During her husband's other postings, Stoltzfus was head teacher at the English School in Kuwait and the American School in Damascus. She worked with an enrichment program for preschoolers in Ethiopia, and coordinated volunteers for a children's program under the auspices of the Kuwait Handicapped Society. She also founded a newsletter for senior citizens in London in the 1980s, titled The Ellesmere Gazette.

After they left the United States Foreign Service in 1976, the Stoltzfus home in Princeton, New Jersey, featured "crosses from Ethiopia, copperware from Iran, royal Arabic seals from Bahrein, a brass chest and a tall exquisite coffee pot from Saudi Arabia, and a massive hand-carved door from Kuwait", all souvenirs of their overseas service. Janet Stoltzfus taught English and religion at Princeton Day School.

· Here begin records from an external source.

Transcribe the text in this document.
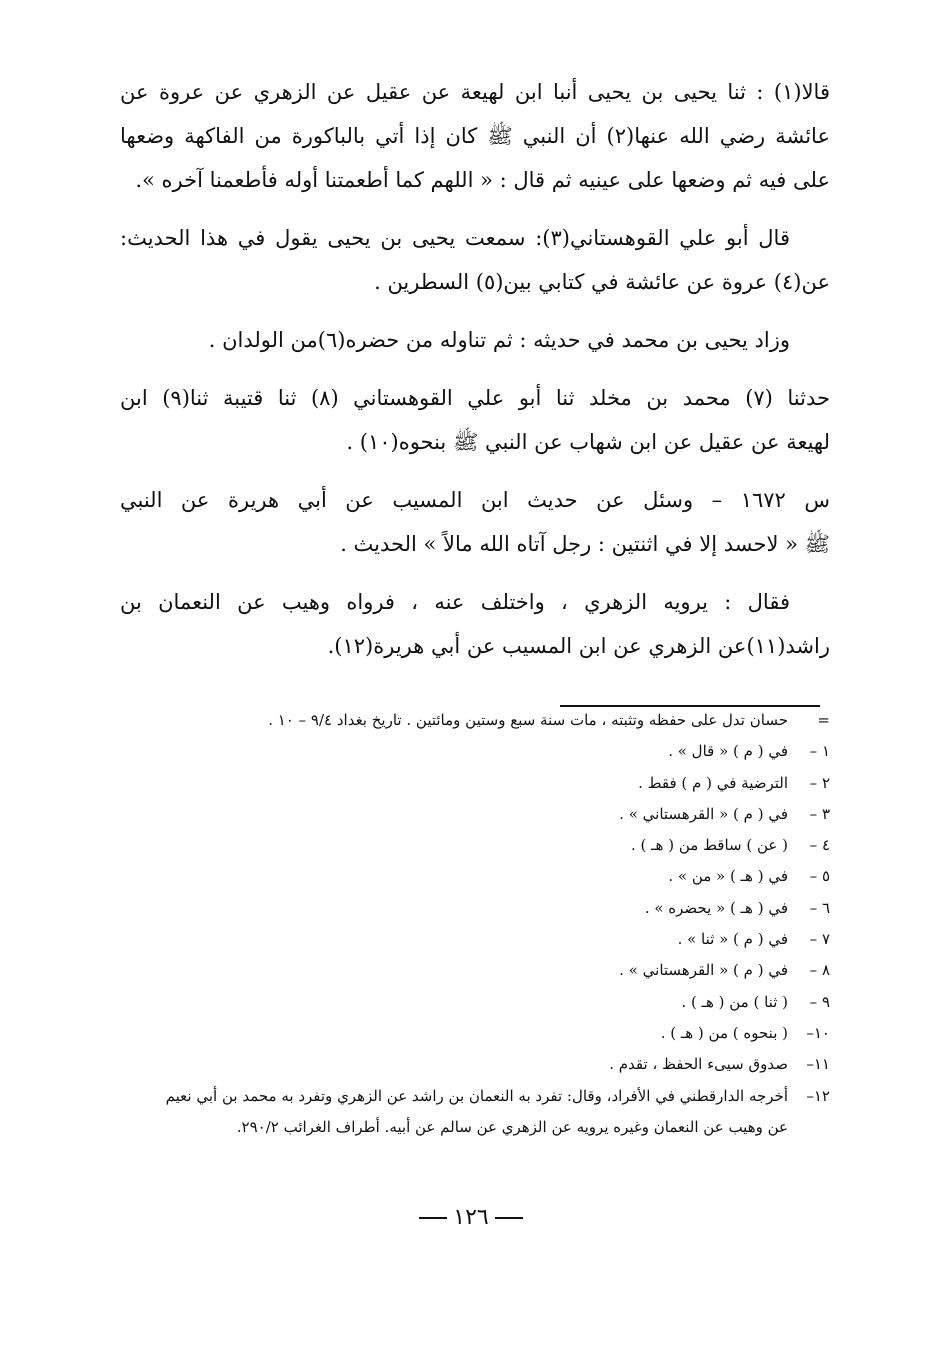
قالا(١) : ثنا يحيى بن يحيى أنبا ابن لهيعة عن عقيل عن الزهري عن عروة عن
عائشة رضي الله عنها(٢) أن النبي ﷺ كان إذا أتي بالباكورة من الفاكهة وضعها
على فيه ثم وضعها على عينيه ثم قال : « اللهم كما أطعمتنا أوله فأطعمنا آخره ».
قال أبو علي القوهستاني(٣): سمعت يحيى بن يحيى يقول في هذا الحديث:
عن(٤) عروة عن عائشة في كتابي بين(٥) السطرين .
وزاد يحيى بن محمد في حديثه : ثم تناوله من حضره(٦)من الولدان .
حدثنا (٧) محمد بن مخلد ثنا أبو علي القوهستاني (٨) ثنا قتيبة ثنا(٩) ابن
لهيعة عن عقيل عن ابن شهاب عن النبي ﷺ بنحوه(١٠) .
س ١٦٧٢ – وسئل عن حديث ابن المسيب عن أبي هريرة عن النبي
ﷺ « لاحسد إلا في اثنتين : رجل آتاه الله مالاً » الحديث .
فقال : يرويه الزهري ، واختلف عنه ، فرواه وهيب عن النعمان بن
راشد(١١)عن الزهري عن ابن المسيب عن أبي هريرة(١٢).
=
حسان تدل على حفظه وتثبته ، مات سنة سبع وستين ومائتين . تاريخ بغداد ٩/٤ – ١٠ .
١ –
في ( م ) « قال » .
٢ –
الترضية في ( م ) فقط .
٣ –
في ( م ) « القرهستاني » .
٤ –
( عن ) ساقط من ( هـ ) .
٥ –
في ( هـ ) « من » .
٦ –
في ( هـ ) « يحضره » .
٧ –
في ( م ) « ثنا » .
٨ –
في ( م ) « القرهستاني » .
٩ –
( ثنا ) من ( هـ ) .
١٠–
( بنحوه ) من ( هـ ) .
١١–
صدوق سيىء الحفظ ، تقدم .
١٢–
أخرجه الدارقطني في الأفراد، وقال: تفرد به النعمان بن راشد عن الزهري وتفرد به محمد بن أبي نعيم
عن وهيب عن النعمان وغيره يرويه عن الزهري عن سالم عن أبيه. أطراف الغرائب ٢٩٠/٢.
١٢٦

One of her students at Princeton Day School was Erik Menendez, and she was one of the former teachers called as a witness at his murder trial.

== Personal life ==
Janet Sorg married William A. Stoltzfus Jr. in 1954. They had five children, William III, Philip, Winifred, Susan, and Rebecca, all raised in part as embassy children. "We subsisted on cans of baked beans from the U.S. military base in Ethiopia," Stoltzfus recalled, "We had a lot of liquor, though." She died from cancer in 2004, at the age of 72, in Princeton, New Jersey.